Melby also said MSPs in high cost-of-living areas likely will see the growth that comes with challenges. Businesses in those regions may need to shift to provide fewer local services and support more remote workers, he said.

Rural MSPs will struggle to keep up with more sophisticated user bases than they’re used to, Melby added.

As businesses demand people return to the office, MSPs may need more employees and onsite services as their customer base realigns. “Pay much closer attention to how nimble you can be and react faster,” Melby advised. “You can’t build a successful organization that is unable to pivot.”

New Tech, New Sales Opportunities

Paco Lebron of ProdigyTeks

Paco Lebron

Major vendors have seen a PC sales slump after the pandemic, but McCabe pointed out that replacement cycles will soon come into play.

“Companies will refresh at some point, and older PCs have fewer security features. If biometric logins replace passwords, that alone will be the reason to get a new PC,” she explained. Recent innovations in the PC sector, such as AI, faster processing, and better graphics will also push the refresh, according to McCabe.

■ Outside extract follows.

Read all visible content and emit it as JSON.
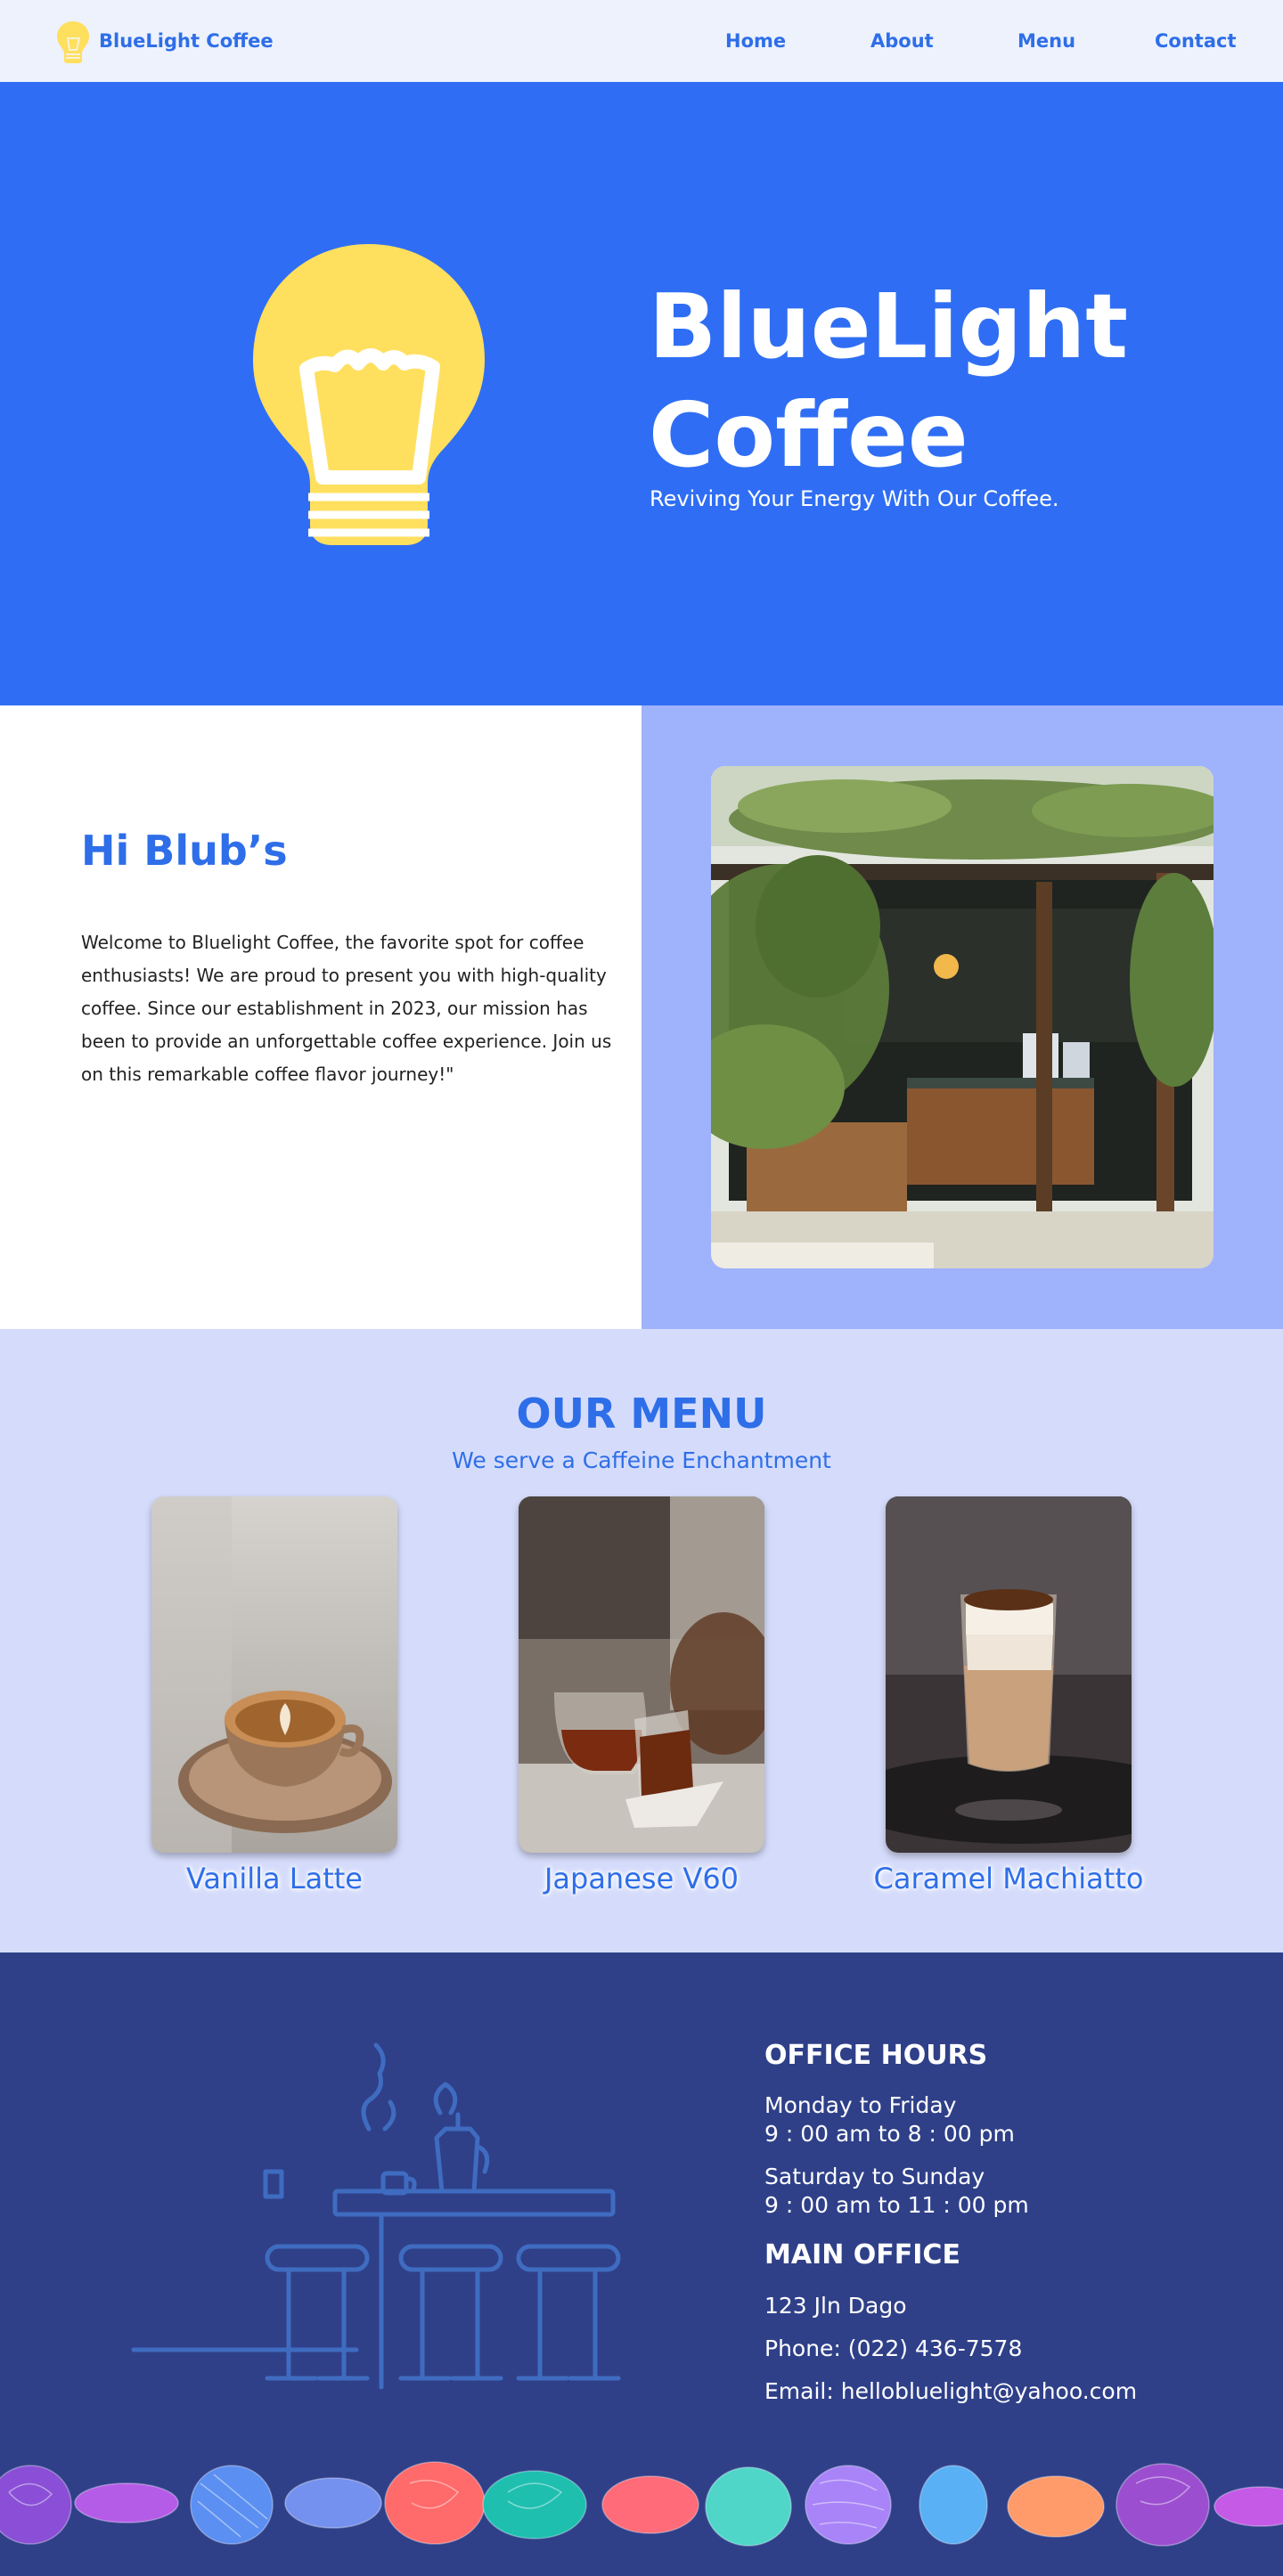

Many technologists yearn for the bleeding edge, but Melby sees a lag. “Mature data management, business intelligence, and analytics shouldn’t be considered bleeding edge, but they still are. Digital transformation for better data management and protection is starting to find some momentum.”

More bleeding-edge technology won’t help most of Lebron’s clients. “The forward edge is maybe Microsoft 365 and Teams,’’ he said. Technologies like Copilot, Microsoft’s new AI powered assistant, will get some interest. But according to Lebron, economic conditions will prevent early adoption.

Internally, however, ProdigyTeks uses AI with ChatGPT, Bing AI, and BingSearch.“We get better insights and higher quality answers,” Lebron said. Several of his employees are in Mexico, Venezuela, and Argentina, and “Bing AI helps smooth out different dialects in different countries.”

Gary Russell of LiveSmart Technologies

Gary Russell

Similarly, LiveSmart Technologies President Gary Russell said customers aren’t ready to dig into their pockets for AI yet, but as a former engineer, he’s always experimenting. “In a couple of years, smart home devices with AI will take actions based on patterns and learned behavior.”

Added McCabe: “MSPs need to start thinking about their AI strategy because AI won’t go away.” This is because the major software vendors are putting an incredible amount of AI into their products already, she said. “If you sell software or products, you better be serious about AI and privacy.”

Melby believes that 2024 “will be a significant period of growth for MSPs that are able to manage complexity, even if the economy itself doesn’t grow.”

While resellers always push clients to purchase more devices, he cautioned that business leaders don’t buy technical reasons for more spending unless you tie it to a business case. “IT pros don’t always understand that every decision is a business decision,” he explained.

As far as McCabe is concerned, that business case may be spelled AI. Her advice for improving an MSP’s market position, regardless of economic conditions, is to, “Work with your vendor partners that provide training and certification, because MSPs better know about AI,’’ she said. “AI will be everywhere.”